AGENDA FOR MEETING: February 27, 1994



1) Reading an article together: Following the format we adopted successfully in the first semester, we will use an essay (see below) as the basis for a more general discussion of how our specific areas of research affect how we read, think, perceive and shape our world(s). The idea is that by professions the Jesuit scholar has been trained to read in a certain way, to ask certain kinds of questions, to debate, to be skeptical and suspicious in a controlled, fruitful fashion, proposing constructive and alternative responses to what is read. If our scholarship is integrated with our personal identities, it bears a deep interrelation with how we think and read and speak and pray as Jesuits. So, when we discuss an essay together and bear down carefully on its style and rhetoric and implicit demands and presuppositions, we should be able to uncover interesting and influential connections between what we do - think, read, write - as scholars and what we do with the essay and the issues it raises.

2) The article: The essay for the February 27th meeting is taken from the February, 1994 issue of The Atlantic Monthly: "The Coming Anarchy," by Robert D. Kaplan. The not so cheery theme of the article: "The world, our correspondent writes, faces a period of unprecedented upheaval, brought on by scarce resources, worsening overpopulation, uncontrollable disease, brutal warfare, and the widespread collapse of nation-states and, indeed, of any semblance of government. Welcome to the twenty-first century." The article is a fascinating mix of first-hand reporting, demographics, observations on politics, social planning, cultural differences, map-making, the nature of conflict, etc., and pleads for attention and imagination in envisioning the future. It is not the kind of topic we normally discuss - few of us confront these issues in our scholarly work or daily life experiences - but we can fruitfully bring our backgrounds and questions to bear on what Kaplan tells us. The article is easily available, but if you absolutely can't buy-borrow-xerox or memorize it, call either of us for a copy.

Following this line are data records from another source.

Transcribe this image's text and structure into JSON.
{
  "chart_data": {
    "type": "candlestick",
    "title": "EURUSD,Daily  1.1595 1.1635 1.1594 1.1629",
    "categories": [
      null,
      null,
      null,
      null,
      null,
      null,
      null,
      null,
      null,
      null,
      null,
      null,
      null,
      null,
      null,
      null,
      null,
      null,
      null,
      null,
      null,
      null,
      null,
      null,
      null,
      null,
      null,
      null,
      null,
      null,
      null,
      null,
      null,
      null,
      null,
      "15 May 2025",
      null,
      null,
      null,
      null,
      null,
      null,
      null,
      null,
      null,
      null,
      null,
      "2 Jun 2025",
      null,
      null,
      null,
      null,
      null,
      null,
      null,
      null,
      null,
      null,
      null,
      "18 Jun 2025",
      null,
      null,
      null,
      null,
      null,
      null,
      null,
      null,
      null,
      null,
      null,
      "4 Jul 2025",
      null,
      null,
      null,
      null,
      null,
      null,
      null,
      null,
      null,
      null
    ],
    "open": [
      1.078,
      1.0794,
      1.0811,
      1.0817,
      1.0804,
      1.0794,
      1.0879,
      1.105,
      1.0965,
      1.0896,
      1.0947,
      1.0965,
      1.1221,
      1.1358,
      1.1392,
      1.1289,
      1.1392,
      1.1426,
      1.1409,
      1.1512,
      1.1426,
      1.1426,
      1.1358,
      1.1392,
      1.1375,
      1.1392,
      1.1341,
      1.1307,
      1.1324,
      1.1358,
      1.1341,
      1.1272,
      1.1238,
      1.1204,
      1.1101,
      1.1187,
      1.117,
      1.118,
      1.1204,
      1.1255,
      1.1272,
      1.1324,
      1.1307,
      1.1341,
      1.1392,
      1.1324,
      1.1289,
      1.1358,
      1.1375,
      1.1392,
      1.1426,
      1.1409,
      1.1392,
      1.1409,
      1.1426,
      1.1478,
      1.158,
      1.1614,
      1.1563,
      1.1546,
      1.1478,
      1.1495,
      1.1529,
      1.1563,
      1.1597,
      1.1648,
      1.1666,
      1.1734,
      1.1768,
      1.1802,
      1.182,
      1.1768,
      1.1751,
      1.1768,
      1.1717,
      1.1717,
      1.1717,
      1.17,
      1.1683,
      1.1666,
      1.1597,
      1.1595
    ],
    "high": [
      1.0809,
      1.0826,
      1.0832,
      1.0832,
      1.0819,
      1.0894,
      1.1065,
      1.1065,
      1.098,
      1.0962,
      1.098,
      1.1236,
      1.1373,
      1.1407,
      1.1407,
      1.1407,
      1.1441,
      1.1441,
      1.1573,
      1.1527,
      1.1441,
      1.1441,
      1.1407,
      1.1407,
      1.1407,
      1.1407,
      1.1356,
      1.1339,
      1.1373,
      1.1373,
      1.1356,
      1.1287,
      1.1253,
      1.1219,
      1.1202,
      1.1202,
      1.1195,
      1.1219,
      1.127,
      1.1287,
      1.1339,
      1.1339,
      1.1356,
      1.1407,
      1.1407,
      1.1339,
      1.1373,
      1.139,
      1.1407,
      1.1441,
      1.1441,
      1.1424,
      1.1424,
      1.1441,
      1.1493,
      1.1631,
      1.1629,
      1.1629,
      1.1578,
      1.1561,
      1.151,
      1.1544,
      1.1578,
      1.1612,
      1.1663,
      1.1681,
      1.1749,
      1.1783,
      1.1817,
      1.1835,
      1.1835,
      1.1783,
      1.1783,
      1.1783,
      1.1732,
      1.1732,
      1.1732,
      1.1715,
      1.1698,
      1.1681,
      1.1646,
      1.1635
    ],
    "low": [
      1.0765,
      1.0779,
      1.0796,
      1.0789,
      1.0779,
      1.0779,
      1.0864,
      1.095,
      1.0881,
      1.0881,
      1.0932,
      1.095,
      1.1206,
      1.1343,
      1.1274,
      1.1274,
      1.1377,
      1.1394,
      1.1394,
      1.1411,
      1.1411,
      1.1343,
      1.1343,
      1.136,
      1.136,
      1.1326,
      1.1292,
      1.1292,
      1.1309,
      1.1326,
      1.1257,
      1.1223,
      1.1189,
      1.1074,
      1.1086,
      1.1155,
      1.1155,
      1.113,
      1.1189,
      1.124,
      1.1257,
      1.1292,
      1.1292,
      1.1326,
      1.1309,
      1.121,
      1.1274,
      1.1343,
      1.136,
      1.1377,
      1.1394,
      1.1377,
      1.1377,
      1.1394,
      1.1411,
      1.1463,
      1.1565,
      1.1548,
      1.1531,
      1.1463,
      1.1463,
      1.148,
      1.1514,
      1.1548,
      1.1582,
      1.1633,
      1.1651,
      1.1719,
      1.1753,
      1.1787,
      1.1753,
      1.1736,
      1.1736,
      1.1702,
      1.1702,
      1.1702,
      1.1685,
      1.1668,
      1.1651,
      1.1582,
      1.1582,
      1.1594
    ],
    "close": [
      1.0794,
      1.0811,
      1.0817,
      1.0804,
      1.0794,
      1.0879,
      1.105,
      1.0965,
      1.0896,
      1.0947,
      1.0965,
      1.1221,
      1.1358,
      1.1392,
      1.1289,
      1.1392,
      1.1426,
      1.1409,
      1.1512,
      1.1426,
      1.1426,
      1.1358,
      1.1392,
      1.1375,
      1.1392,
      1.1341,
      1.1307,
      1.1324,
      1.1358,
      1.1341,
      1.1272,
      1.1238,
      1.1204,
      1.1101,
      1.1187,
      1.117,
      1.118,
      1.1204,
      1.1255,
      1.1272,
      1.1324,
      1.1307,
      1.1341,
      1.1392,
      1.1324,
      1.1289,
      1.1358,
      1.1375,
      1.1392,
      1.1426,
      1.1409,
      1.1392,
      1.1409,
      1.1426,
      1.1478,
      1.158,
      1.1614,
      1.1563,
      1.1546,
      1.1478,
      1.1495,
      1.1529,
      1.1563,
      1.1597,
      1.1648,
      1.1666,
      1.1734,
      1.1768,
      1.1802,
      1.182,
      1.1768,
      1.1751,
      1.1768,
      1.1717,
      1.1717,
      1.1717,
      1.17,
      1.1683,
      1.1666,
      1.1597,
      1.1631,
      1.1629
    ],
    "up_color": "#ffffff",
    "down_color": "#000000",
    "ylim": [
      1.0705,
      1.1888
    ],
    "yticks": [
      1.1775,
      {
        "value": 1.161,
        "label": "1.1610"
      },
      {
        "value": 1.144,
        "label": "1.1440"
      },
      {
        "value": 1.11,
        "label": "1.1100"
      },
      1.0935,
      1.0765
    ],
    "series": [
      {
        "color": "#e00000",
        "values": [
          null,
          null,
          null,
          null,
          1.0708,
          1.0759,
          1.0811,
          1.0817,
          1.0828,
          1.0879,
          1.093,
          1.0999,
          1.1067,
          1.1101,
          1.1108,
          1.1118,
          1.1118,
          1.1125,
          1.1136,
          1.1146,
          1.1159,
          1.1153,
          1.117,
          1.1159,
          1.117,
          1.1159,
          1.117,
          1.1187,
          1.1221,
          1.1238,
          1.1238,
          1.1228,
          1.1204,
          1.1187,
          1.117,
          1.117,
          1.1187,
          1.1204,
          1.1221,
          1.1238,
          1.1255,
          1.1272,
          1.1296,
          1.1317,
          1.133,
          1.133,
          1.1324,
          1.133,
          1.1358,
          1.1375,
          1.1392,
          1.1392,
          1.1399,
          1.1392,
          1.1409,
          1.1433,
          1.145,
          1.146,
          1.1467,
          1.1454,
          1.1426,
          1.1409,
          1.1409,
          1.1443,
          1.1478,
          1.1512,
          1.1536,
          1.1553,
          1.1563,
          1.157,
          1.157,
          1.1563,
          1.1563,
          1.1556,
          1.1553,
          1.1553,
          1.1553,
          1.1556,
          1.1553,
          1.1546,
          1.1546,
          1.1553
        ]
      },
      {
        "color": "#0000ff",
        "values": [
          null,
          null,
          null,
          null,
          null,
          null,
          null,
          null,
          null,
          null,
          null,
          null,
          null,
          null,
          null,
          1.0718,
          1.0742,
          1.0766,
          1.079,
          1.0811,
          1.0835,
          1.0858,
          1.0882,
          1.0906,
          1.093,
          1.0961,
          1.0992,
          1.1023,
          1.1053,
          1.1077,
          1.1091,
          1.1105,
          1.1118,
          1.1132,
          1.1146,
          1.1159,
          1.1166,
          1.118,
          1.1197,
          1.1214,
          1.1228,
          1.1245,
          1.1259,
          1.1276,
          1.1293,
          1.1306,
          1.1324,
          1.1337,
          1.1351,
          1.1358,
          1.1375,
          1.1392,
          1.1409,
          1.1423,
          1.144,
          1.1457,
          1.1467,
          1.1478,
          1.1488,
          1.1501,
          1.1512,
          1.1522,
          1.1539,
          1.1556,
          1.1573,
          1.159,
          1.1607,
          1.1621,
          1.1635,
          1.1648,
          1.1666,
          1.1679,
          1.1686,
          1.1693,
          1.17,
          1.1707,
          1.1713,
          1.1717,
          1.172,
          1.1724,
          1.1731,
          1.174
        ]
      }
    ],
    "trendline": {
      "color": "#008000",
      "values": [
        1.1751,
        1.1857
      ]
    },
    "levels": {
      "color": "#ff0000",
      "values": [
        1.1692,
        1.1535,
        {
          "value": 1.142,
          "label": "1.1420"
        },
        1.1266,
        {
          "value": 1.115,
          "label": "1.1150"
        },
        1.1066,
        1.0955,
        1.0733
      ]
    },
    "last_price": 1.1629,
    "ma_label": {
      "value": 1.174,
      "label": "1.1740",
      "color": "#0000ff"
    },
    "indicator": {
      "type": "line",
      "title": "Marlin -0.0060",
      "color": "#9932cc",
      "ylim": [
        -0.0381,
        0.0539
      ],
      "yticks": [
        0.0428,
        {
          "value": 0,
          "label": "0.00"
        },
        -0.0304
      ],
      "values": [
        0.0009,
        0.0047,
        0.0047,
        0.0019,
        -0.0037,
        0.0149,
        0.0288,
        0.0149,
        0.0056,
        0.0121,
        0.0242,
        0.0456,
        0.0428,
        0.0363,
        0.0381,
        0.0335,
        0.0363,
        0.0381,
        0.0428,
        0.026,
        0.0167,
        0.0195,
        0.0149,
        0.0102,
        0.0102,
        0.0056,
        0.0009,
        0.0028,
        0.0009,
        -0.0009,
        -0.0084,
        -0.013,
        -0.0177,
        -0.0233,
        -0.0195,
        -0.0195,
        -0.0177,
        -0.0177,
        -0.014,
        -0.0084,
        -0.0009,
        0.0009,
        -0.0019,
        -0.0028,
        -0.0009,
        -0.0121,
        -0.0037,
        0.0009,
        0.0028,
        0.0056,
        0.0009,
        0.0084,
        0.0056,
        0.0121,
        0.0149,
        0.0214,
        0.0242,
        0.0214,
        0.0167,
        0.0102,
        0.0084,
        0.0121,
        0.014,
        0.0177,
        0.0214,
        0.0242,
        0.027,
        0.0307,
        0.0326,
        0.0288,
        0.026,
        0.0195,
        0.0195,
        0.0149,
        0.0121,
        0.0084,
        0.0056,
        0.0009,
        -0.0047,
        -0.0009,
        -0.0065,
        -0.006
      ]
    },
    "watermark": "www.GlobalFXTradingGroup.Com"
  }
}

3) Mike Gareffa (Holy Cross College), Roger Haight (Weston School of Theology), Jim Skehan (Boston College) have agreed to initiate our conversation.

4) Please come: even if you have not participated in these conversations before (they began in 1990), we welcome your presence, as scholar or scholar-to-be. If you know of some other Jesuit who hasn't received this invitation directly, please invite him. If you have any questions about what we're up to, let's talk about it before the 27th.